The most likely culprit behind this type of airway disease is pulverised alkaline cement, says Mendelson, who presented his findings at the Radiological Society of North Americas meeting in Chicago on Tuesday. All of the subjects are now being treated with anti-inflammatory drugs.
Richard Russell, of the British Thoracic Society in London, UK, is not surprised by the degree of lung tissue damage caused by exposure to the fine cement dust, which is capable of penetrating deeply into the lungs and damaging the delicate tissues found there.
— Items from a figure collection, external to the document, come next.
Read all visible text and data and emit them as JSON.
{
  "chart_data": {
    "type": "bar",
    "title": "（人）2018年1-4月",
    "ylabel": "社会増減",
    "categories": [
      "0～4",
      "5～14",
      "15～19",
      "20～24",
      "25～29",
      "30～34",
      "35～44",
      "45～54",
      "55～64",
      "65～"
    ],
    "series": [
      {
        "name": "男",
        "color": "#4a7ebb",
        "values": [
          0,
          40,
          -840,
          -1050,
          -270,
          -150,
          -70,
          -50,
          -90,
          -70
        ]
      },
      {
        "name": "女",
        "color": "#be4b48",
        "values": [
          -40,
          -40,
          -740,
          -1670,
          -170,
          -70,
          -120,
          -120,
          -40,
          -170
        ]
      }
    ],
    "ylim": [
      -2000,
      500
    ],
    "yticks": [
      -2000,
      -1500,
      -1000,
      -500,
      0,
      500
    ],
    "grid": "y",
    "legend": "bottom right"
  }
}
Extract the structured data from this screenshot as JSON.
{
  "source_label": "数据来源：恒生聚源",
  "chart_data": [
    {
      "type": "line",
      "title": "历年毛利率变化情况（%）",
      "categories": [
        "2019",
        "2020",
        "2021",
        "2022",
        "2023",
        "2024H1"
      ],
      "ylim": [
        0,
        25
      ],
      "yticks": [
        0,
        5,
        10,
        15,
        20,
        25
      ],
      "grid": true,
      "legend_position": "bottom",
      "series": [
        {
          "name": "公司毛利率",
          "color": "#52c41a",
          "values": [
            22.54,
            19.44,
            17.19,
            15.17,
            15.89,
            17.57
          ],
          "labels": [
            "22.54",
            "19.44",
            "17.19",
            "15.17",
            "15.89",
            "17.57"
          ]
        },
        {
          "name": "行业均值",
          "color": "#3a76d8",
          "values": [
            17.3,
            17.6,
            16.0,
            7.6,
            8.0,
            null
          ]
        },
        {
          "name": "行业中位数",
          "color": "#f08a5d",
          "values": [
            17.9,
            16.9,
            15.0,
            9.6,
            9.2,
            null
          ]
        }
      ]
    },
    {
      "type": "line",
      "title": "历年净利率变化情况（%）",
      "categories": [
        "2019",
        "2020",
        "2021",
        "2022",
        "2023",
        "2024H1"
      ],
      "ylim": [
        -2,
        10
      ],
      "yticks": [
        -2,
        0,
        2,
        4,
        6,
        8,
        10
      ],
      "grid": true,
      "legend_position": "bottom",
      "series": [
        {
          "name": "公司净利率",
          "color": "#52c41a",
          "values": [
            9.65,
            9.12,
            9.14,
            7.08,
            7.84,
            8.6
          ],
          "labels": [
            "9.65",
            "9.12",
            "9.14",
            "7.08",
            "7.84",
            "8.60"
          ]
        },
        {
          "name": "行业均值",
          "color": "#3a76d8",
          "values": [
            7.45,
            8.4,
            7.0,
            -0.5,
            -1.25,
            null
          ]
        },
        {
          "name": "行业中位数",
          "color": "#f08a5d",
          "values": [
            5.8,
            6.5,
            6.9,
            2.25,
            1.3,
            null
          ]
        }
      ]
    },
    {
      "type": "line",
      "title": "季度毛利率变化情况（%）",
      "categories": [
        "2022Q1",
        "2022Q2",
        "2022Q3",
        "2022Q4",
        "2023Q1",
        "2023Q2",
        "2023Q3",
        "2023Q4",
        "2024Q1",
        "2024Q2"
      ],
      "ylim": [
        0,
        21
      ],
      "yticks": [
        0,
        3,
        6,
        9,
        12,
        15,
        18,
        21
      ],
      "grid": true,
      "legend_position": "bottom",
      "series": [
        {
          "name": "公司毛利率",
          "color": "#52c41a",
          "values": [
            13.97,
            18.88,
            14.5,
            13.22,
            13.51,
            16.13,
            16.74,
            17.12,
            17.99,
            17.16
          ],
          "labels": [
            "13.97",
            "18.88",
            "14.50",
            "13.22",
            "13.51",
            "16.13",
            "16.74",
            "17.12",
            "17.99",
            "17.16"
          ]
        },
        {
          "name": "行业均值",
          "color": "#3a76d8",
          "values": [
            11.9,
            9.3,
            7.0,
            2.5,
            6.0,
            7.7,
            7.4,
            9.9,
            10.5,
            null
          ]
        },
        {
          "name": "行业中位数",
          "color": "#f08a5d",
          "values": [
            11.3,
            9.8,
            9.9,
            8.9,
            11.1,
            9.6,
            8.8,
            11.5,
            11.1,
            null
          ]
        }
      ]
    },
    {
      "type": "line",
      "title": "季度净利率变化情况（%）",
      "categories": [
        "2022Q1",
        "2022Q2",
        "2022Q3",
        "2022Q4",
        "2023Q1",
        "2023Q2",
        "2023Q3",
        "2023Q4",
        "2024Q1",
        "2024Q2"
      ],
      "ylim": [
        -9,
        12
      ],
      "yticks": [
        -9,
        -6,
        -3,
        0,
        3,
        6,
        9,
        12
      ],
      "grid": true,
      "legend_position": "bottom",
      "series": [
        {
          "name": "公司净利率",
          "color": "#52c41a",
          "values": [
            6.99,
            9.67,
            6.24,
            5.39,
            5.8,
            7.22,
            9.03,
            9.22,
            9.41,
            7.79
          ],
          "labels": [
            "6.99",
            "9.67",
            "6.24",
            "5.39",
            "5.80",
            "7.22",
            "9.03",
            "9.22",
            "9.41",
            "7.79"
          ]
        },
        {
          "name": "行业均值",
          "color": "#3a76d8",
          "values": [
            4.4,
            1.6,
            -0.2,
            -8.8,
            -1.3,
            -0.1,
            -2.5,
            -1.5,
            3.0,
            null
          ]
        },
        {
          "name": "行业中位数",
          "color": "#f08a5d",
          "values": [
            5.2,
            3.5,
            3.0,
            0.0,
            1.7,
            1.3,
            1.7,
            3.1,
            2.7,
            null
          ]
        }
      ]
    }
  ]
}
But he warns that the rescue workers breathing problems might be permanent: This is a physical problem thats not going to go away with simple anti-inflammatories, he says. Well just have to watch and see if the patients get better over time and make sure theyre not smoking.
Anna Gosline
It makes sense that breathing large volumes of very fine dust would cause lung problems. This makes a good case for better personal air filters.
Actually I see this as setting up major lawsuits against cement companies, the bricklayers, the ships that transported the cement, the truckers that hauled it, the guys that mixed it, the crane operators that brought the cement up the building, the engineers that designed the buildings with the cement, the city for okaying it.....
Ping
Burning computers and electronics are way worse and toxic than cement.
I work as an industrial electrician. When we have a motor fry or a drive burn it smell awfull. Burning electrical insulation is one of the worst smells around.
G-d forbid a 9-11 type catastrophe could happen again -- but if it does perhaps ad-hoc air cleasning techniques could be applied -- like using the forest-fire fighting planes to drop water from 1-2 thousand feet. Or setting up spray snorkels on the tops of buildings in the path of the plume.
I can think of two worse -- burning flesh and the crushed sacs of a skunk's innards. But burning insulation and paint can by toxic -- in that way it's worse.
If those items are anything like pantyhose (synthetic made of oil products), one pair of pantyhose on fire puts off enough cyanide to kill at least 8 adults in an average room.
When I went into a house that had a fire in it without protection (SCBA, etc.) to make sure one of my friends could get out of the house, both she and I inhaled too much of the toxic fumes from a burning speciality chair-like pillow that was on fire and we were downstairs while the fire was upstairs.
Now we both have quite a time with asthma.
I have also smelled burning flesh. I used to work for an incinerator manufacturer. Dead skunks are pretty common, too. However, burning insulation has a way of invading your sense of smell for hours.
Everything is made of plastic/oil these days. Burning Poly-Vinyl Chlordes (PVC's) are especially deadly. When mixed with water and heat they generate chlorine gas. Nothing rips apart alveoli faster than a lungful of chlorine gas. I tend to be very careful around fires at work.
I just remember that the smell of burning flesh stuck in my nose for weeks. Yueeach.